Like other Jewish mothers, Lewis has a spiritual relationship with cooking, and it turns her kitchen into a sanctuary. “I think that’s true for many parents and grandparents who find the connection between food and love to be particularly strong,” she said. “Treating food as a gift and considering the needs of those around you makes cooking for them a true blessing.”

Lewis hopes that when parents facing similar issues read his book, they’ll know others have gone through the same thing. “For the parent of the next child whose pediatrician clicks their tongue and says ‘Still stunted, Dad, you need to get this child more calories’, I want there to be a story they can hold on to. in their hands it makes them feel less alone,” she said.

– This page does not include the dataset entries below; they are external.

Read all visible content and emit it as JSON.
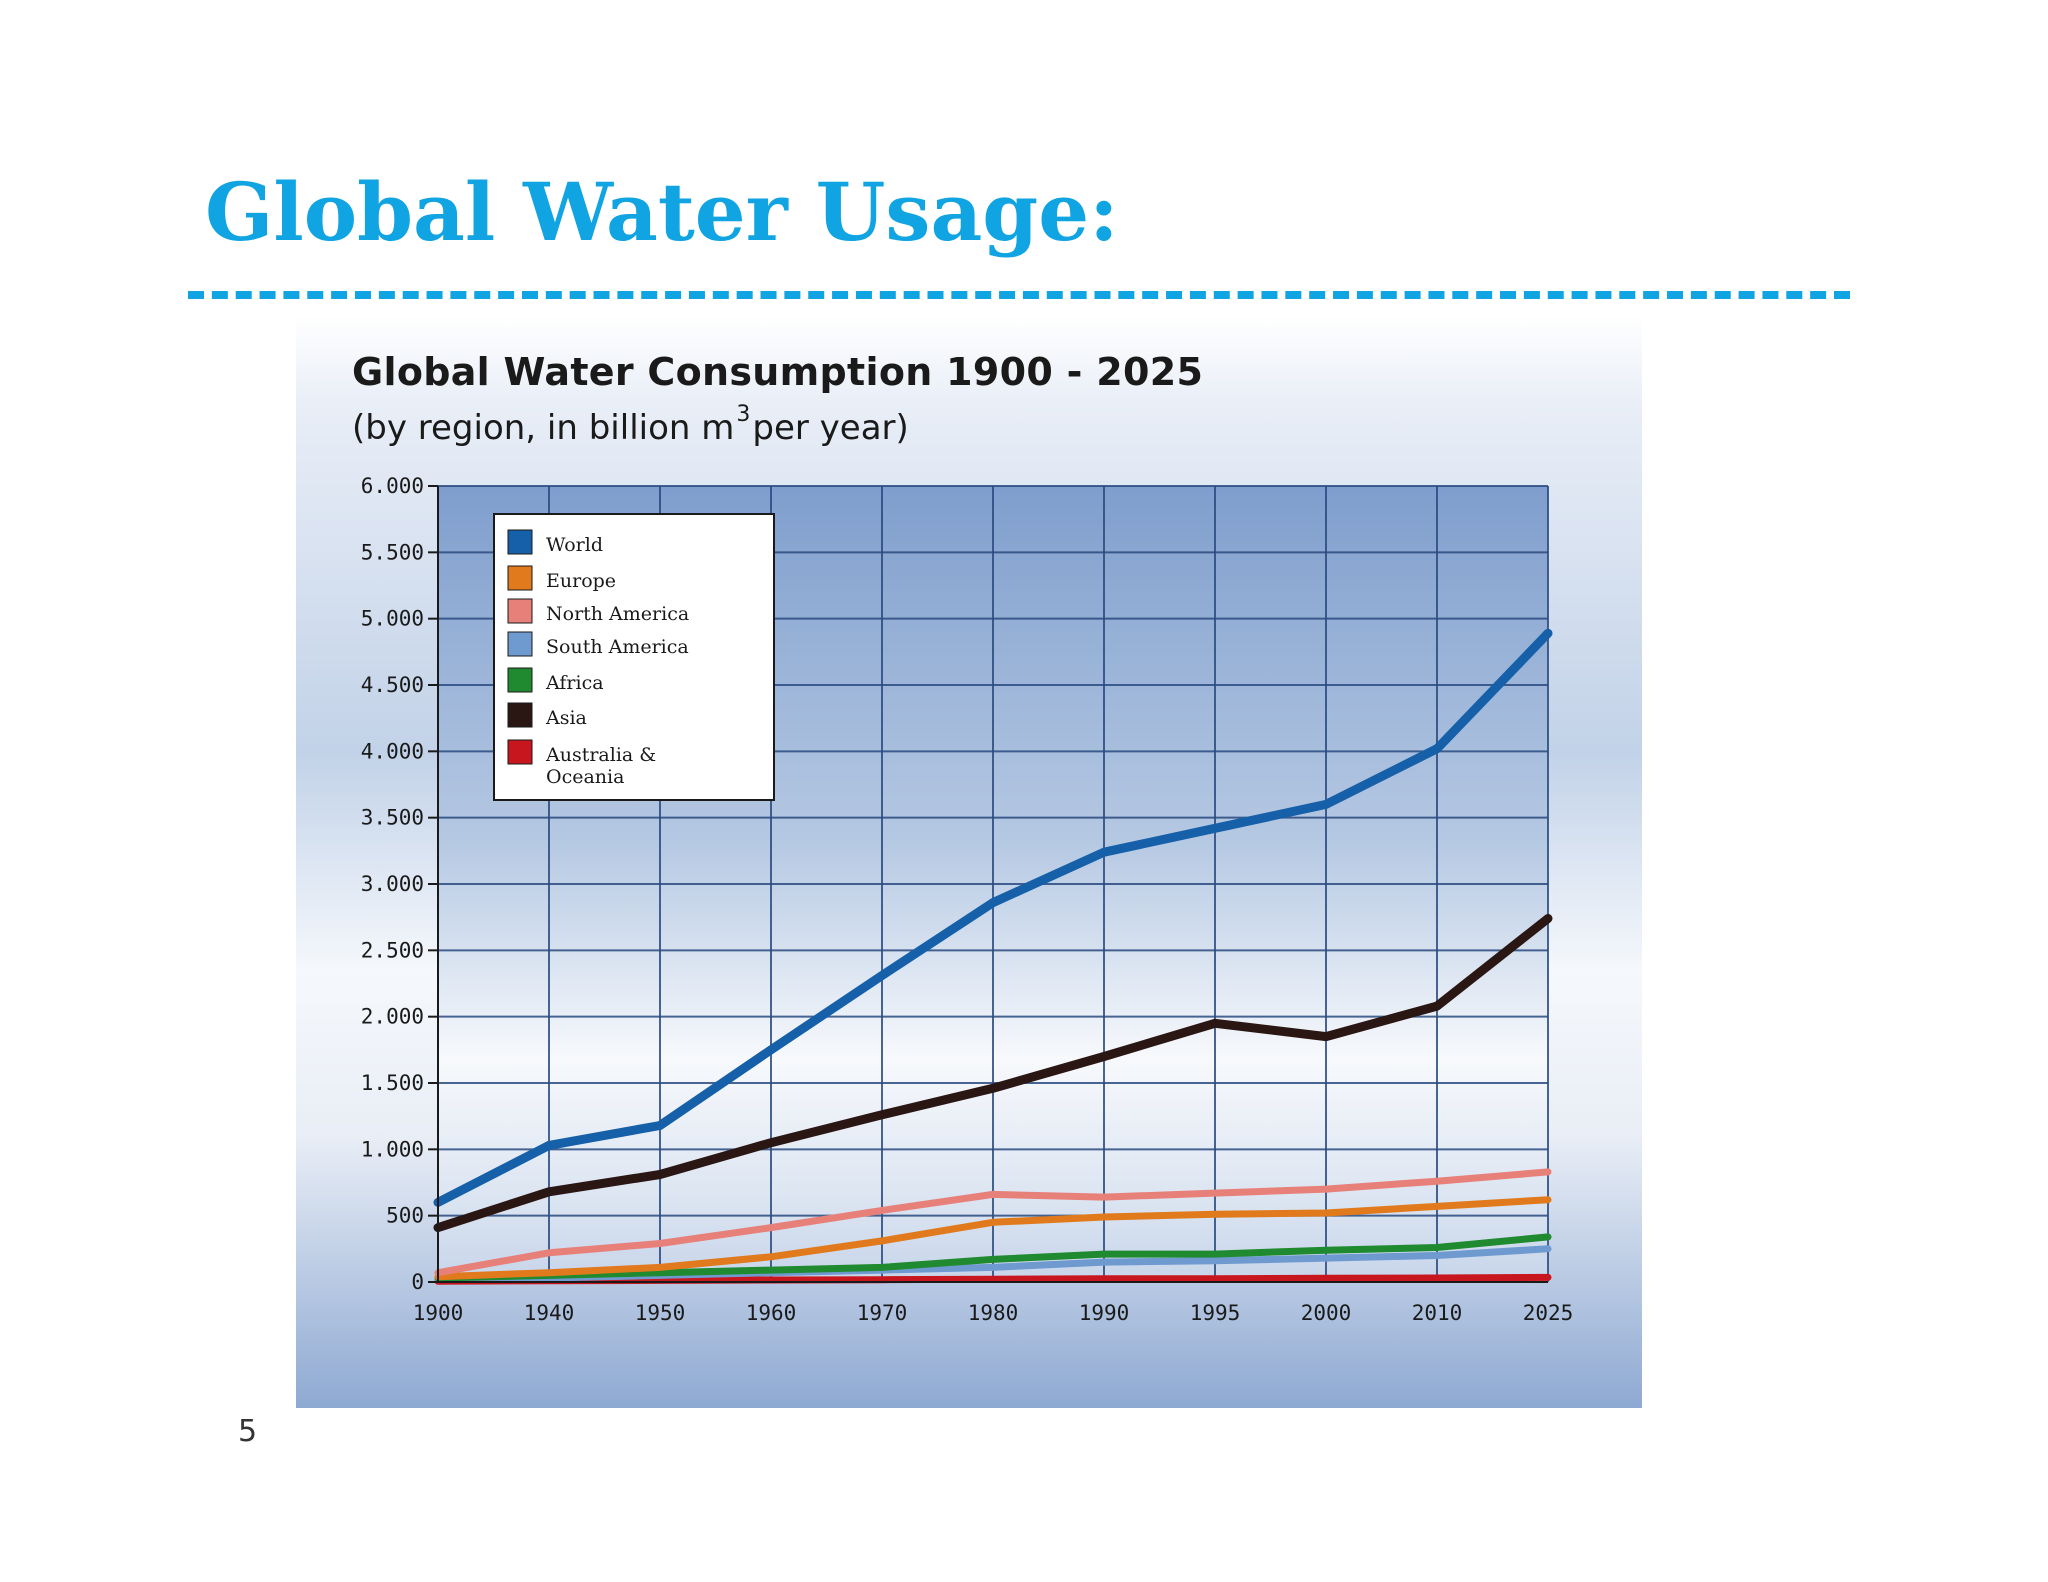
{
  "slide": {
    "title": "Global Water Usage:",
    "page_number": "5"
  },
  "colors": {
    "title_blue": "#11a4e2",
    "plot_bg_top": "#7f9ecd",
    "grid": "#2a4b80"
  },
  "chart_data": {
    "type": "line",
    "title": "Global Water Consumption 1900 - 2025",
    "subtitle_pre": "(by region, in billion m",
    "subtitle_sup": "3",
    "subtitle_post": "per year)",
    "xlabel": "",
    "ylabel": "",
    "x": [
      1900,
      1940,
      1950,
      1960,
      1970,
      1980,
      1990,
      1995,
      2000,
      2010,
      2025
    ],
    "x_tick_labels": [
      "1900",
      "1940",
      "1950",
      "1960",
      "1970",
      "1980",
      "1990",
      "1995",
      "2000",
      "2010",
      "2025"
    ],
    "y_ticks": [
      0,
      500,
      1000,
      1500,
      2000,
      2500,
      3000,
      3500,
      4000,
      4500,
      5000,
      5500,
      6000
    ],
    "y_tick_labels": [
      "0",
      "500",
      "1.000",
      "1.500",
      "2.000",
      "2.500",
      "3.000",
      "3.500",
      "4.000",
      "4.500",
      "5.000",
      "5.500",
      "6.000"
    ],
    "ylim": [
      0,
      6000
    ],
    "grid": true,
    "legend_position": "top-left",
    "series": [
      {
        "name": "World",
        "color": "#1560a8",
        "values": [
          600,
          1030,
          1180,
          1750,
          2310,
          2860,
          3240,
          3420,
          3600,
          4020,
          4890
        ]
      },
      {
        "name": "Europe",
        "color": "#e07a1c",
        "values": [
          40,
          70,
          110,
          190,
          310,
          450,
          490,
          510,
          520,
          570,
          620
        ]
      },
      {
        "name": "North America",
        "color": "#e8807a",
        "values": [
          70,
          220,
          290,
          410,
          540,
          660,
          640,
          670,
          700,
          760,
          830
        ]
      },
      {
        "name": "South America",
        "color": "#6f9ad0",
        "values": [
          20,
          30,
          50,
          70,
          90,
          110,
          150,
          160,
          180,
          200,
          250
        ]
      },
      {
        "name": "Africa",
        "color": "#1f8a2f",
        "values": [
          30,
          50,
          70,
          90,
          110,
          170,
          210,
          210,
          240,
          260,
          340
        ]
      },
      {
        "name": "Asia",
        "color": "#2a1714",
        "values": [
          410,
          680,
          810,
          1050,
          1260,
          1460,
          1700,
          1950,
          1850,
          2080,
          2740
        ]
      },
      {
        "name": "Australia & Oceania",
        "color": "#c8161e",
        "values": [
          5,
          10,
          12,
          15,
          17,
          20,
          25,
          25,
          28,
          30,
          35
        ]
      }
    ]
  }
}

In “Kitchen Medicine”, she also strives to show how the food we eat is a miracle and how we can have a positive experience of it.

“The feeling of reverence I felt when Sammi’s body healed was not much different from the reverence I feel when I pick a tomato from the vine of a plant that I grew myself or the amazement I feel when my yeast resists and the challah batter rises,” she says. “It’s amazing to be a human being with a functioning body, and it’s amazing that the food we need is just growing from the ground. Throughout every struggle, I always felt a feeling of wonder at the things we could accomplish with help or hard work. I hope others reading this will find some appreciation for the sacred nature of everyday life.